In Dixon v. Coburg Dairy, Inc., the Fourth Circuit in an opinion by Judge Gregory joined by Senior Judge Michael of the W.D. Va. sitting by designation held that the trial court erred in failing to remand a case, notwithstanding the allegations of a constitutional violation, where the defendant was not a state actor and therefore the federal question was too insubstantial to support removal. The third judge on the panel, Judge Goodwin, joined in this holding.
The majority also held that a state-law public policy wrongful discharge claim, where the public policy was federal law, could support federal jurisdiction. Plaintiff claimed that he was fired in violation of his constitutional right to have a rebel flag sticker on his toolbox. The majority went on to a lengthy analysis of whether this was protected speech. In dissent, District Judge Goodwin points out that this federal right is only to protection from state actors, so there cannot be federal jurisdiction over a public policy wrongful discharge claim based on an alleged First Amendment violation by a private employer.
Well, all I can is, if what Judge Gregory says about the South Carolina law of wrongful discharge is true, then it is a good thing as sort of a consolation prize that such claims when based on federal rights are removable, but I think that what he is saying is fundamentally wrong. A state can create a cause of action that copies the substance of federal law in every detail, but that will never "federalize" the claim in the sense that I understood would be necessary to support removal. There are many, many examples of state laws that are essentially "me, too" tag-alongs to federal law, but that does not make them removable; to the contrary, that's why plaintiffs' lawyers love these state human rights laws in places like Kentucky, West Virginia, and Tennessee, where the law copies Title VII, etc. - because the claims are not removable (when there is no diversity).

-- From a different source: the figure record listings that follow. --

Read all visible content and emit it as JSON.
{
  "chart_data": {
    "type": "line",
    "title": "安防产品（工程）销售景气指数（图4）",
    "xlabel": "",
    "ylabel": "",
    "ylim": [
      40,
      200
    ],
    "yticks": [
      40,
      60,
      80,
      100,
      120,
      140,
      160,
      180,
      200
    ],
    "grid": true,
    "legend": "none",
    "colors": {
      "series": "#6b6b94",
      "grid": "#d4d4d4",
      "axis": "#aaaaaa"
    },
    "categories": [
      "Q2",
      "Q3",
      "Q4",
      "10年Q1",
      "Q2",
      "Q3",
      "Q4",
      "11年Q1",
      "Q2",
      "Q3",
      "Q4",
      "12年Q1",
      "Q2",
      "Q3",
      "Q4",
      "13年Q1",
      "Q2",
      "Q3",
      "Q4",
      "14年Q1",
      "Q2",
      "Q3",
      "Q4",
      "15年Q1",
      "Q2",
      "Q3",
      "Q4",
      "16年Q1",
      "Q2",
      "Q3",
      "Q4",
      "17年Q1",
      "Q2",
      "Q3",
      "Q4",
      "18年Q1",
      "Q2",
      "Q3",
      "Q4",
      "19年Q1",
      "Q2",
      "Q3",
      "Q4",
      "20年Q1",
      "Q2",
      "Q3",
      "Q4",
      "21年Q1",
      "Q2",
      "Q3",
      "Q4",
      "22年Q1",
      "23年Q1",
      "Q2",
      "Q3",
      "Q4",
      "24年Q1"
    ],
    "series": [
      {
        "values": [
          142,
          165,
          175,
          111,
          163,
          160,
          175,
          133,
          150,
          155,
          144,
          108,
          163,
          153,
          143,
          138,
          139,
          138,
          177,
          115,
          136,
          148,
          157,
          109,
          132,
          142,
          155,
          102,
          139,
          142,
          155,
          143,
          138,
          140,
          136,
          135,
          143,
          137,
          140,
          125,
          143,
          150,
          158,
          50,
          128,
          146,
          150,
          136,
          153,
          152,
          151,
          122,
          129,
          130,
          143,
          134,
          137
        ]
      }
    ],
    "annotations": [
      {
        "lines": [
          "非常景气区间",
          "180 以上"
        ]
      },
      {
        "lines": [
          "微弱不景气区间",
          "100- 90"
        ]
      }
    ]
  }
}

Now, there are creatures out there, like ERISA-pension plans, and collective bargaining agreements, that have special status under federal law, and so cases where their federally-protected status comes into play are removable, whether the state law cribs federal law or not. And, sometimes, those creatures just get treated like other creatures, when the federally-protected aspect is not affected by the state law claim (thus, cases like Franchise Tax Board). Claims to enforce state law rights against these special creatures are going to be removable where they infringe on the federally-protected status, notwithstanding the normal obstacles such as the well-pleaded complaint rule.
Here, though, the claim is a creation of state law, and to say that the statute involves "a substantial question of federal law" is just not true, or if is true, the federal right applies only to state actors. In Kentucky, KRS 344.040 "mirrors Title VII of the Civil Rights Act of 1964" and therefore all the courts applying it, both state and federal, literally "use the federal standards for evaluating race discrimination claims." Smith v. Leggett Wire Co., 220 F.3d 752, 758 (6th Cir. 2000). Judge Goodwin (being from West Virginia) cites a similar West Virginia law in his dissent. By Judge Gregory's logic, all those claims are removable, but they're not. It might be good for employers if they were. Moreover, if there is some state law construct that applies the Bill of Rights to persons other than state actors, that's not federal law, whatever it is.
The South Carolina cases cited by the court are not all they're cracked up to be - the plaintiffs lost in Culler v. Blue Ridge Electric Co-op and Williams v. Strickland for lack of proof, and so the courts in those cases never really unraveled the state vs. federal aspect of rights protected by the South Carolina statute.
Finally, application of the First Amendment to private employers is a bad idea. As the majority notes, private employers can't afford to allow employees "free speech" that amounts to unlawful racial (or sexual) harassment of co-workers. As the dissent notes in a footnote, application of the First Amendment to private employers is likely at least in some circumstances to violate the First Amendment rights of the employers, in a way that could be actionable in federal court, I suspect.
The consolation prize for employers is that the majority held the case is removable to federal court, which is probably the wrong conclusion, but at least puts the case where the application of federal law is likely for reasons of familiarity if nothing else to be more accurate. Some state court judges I know would often rather not wrestle unnecessarily with whole bodies of law that are outside of their normal sphere, which is complicated enough. In Virginia, famously, the courts have refused to import the concepts of proving Title VII claims into wrongful discharge claims - one lawyer who tried it had his arguments rejected and sanctions imposed by the trial court. (The sanctions were lifted on appeal, but the outcome on the merits stayed the same.)